L'histoire :
Blessé en Ukraine, Martin Mahner est soigné dans un hôpital polonais. Il s’y noue d’amitié avec un autre officier du Reich, Fredi Ott, qui lui est à moitié sourd. Fredi est issu d’une famille de la haute-bourgeoisie, son père étant lui-même général d’armée démissionnaire, au fil de la consolidation d’Hitler au pouvoir. Hélas, les blessures de Mahner ne lui permettent pas d’être totalement démobilisé. Il est juste muté à Berlin, pour des tâches administratives, comme ordonnance d’un lieutenant-colonel, Voigt. Ce dernier respecte une hygiène de vie d’ascète, mais il est cultivé et puissant. De dîners en discutions, les deux hommes découvrent réciproquement qu’ils tiennent peu d’estime envers le führer. Voigt propose alors à Mahner de rejoindre un groupe d’antinazis, qui préparent une action contre Hitler. Mahner accepte et se conforte d’autant mieux dans cette conjuration, que son ami Fredi en fait aussi partie. Invité à passer quelques jours dans la luxueuse propriété de la famille Ott, Martin fait la connaissance de son père et de sa sœur Hilda, plutôt renfermée au prime abord…

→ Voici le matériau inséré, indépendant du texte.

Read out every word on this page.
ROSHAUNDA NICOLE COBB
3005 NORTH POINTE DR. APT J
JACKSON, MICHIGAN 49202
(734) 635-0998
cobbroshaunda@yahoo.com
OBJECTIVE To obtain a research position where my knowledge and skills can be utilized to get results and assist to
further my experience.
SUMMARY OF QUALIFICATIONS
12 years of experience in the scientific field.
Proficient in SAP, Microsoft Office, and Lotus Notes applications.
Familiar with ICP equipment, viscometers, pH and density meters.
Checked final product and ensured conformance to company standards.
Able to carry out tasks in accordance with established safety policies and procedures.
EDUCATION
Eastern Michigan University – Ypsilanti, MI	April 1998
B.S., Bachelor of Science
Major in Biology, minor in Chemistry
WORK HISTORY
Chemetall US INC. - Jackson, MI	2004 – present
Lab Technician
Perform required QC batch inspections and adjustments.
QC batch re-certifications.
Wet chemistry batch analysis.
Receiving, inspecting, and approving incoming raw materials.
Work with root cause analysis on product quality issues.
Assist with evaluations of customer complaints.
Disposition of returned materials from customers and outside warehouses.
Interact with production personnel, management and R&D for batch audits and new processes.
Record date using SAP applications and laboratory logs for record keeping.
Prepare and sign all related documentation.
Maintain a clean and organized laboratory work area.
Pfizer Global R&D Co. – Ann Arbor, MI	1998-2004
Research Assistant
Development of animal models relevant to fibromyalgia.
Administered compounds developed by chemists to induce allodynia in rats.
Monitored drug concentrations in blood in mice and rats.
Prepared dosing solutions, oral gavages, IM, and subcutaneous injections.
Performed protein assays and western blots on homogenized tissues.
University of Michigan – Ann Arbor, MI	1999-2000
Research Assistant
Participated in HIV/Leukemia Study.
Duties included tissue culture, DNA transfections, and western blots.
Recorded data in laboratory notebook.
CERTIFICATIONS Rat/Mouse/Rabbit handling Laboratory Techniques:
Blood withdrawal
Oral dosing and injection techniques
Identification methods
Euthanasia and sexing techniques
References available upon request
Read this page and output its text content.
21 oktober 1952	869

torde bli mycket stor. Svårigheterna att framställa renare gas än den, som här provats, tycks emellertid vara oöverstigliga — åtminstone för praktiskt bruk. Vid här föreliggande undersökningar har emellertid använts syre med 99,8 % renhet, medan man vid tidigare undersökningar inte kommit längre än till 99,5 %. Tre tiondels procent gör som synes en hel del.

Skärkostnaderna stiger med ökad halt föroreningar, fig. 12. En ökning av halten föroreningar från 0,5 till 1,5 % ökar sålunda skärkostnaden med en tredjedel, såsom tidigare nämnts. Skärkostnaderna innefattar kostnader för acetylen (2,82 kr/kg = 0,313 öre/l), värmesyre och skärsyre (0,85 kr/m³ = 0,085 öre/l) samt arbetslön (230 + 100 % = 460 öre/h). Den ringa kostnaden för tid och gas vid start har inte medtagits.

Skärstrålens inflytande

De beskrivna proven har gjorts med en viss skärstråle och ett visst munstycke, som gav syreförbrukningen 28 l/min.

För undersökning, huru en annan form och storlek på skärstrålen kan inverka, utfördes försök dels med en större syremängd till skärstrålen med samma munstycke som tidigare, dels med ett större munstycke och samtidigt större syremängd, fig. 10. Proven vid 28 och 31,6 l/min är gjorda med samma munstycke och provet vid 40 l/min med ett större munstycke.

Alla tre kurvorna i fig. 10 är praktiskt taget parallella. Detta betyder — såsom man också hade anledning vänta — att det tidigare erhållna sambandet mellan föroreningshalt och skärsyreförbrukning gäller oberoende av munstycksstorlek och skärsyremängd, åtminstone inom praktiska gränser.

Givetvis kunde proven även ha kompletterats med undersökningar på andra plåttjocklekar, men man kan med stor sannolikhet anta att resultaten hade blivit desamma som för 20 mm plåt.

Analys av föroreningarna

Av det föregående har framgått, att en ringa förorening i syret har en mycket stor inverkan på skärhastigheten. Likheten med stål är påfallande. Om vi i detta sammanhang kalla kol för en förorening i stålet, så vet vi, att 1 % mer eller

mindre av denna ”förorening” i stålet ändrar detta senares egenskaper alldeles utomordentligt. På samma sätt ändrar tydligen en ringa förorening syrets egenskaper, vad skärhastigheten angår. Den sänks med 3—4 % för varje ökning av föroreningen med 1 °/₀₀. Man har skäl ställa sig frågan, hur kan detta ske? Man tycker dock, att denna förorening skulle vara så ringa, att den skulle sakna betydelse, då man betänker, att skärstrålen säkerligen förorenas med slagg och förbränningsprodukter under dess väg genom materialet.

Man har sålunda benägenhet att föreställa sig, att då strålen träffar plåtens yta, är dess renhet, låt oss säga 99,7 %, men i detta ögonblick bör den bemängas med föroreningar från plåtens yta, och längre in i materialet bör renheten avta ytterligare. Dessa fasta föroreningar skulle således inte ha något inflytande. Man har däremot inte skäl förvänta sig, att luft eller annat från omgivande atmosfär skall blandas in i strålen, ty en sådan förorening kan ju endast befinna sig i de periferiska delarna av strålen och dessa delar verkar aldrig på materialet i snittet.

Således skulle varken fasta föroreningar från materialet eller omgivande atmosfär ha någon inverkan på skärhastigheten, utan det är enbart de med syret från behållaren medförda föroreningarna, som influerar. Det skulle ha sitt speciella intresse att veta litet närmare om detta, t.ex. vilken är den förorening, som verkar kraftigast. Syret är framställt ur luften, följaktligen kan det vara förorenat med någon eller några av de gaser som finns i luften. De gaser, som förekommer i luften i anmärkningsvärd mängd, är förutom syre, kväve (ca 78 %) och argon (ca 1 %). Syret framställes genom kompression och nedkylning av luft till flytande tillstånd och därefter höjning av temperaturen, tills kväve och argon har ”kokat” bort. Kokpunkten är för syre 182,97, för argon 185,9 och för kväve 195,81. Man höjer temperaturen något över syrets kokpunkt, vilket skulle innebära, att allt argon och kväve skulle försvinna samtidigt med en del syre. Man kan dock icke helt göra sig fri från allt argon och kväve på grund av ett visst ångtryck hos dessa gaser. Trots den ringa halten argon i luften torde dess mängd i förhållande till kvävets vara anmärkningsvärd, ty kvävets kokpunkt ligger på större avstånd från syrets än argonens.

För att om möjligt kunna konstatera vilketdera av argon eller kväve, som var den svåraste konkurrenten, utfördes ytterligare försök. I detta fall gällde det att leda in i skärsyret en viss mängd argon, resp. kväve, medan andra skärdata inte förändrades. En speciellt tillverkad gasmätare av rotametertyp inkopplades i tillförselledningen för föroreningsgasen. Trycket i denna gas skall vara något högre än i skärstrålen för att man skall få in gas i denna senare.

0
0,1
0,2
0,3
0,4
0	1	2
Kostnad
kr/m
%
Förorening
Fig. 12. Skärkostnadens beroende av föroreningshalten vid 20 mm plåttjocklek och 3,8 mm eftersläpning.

Ce qu'on en pense sur la planète BD :
Quel petit coquinou de scénariste, ce Philippe Richelle. A la fin du précédent opus, nous avions abandonné le héros entre la vie et la mort, blessé par balle par un officier supérieur pour éviter qu’il ne témoigne contre lui. Or cet épisode reprend d’emblée avec un Martin Mahner convalescent, sans donner plus de suites que cela au cliffhanger qui nous tenait en haleine depuis deux ans. Bref, passons sur cette pirouette narrative, qui offre tout de même au scénariste la possibilité de tourner la page de l’Ukraine, et de développer pleinement une nouvelle intrigue dans le cadre de la débâcle allemande de 1944. Car Martin rejoint cette fois, plus ou moins volontairement, un groupe d’opposants à Hitler, qui fomentent son assassinat. C’est l’authentique tentative du 20 juillet, réalisée par von Stauffenberg, qui échoua de peu. Habilement, Richelle ne met pas en scène le cœur de cet épisode, mais reste focalisé sur le point de vue de Martin, petit rouage indirect de la grande conjuration. En marge de ce fil rouge, Richelle met en scène avec cette narration « savante et distante » ses amitiés, un nouvel amour, l’ère des doutes sur Berlin bombardée… Tout cela contribue à rendre l’opus palpitant, la lecture partielle des évènements renforçant encore le réalisme de cette formidable fresque sur la Seconde Guerre Mondiale abordée par le prisme de l’anti-nazisme allemand. Le dessin de Jean-Michel Beuriot conserve quant à lui toute sa cohérence, établi sur une documentation fine et précise. L’œuvre complète est prévue en 10 tomes : encore trois de ce tonneau et nous pourrons nous réjouir d’une œuvre mémorielle et romanesque hors pair.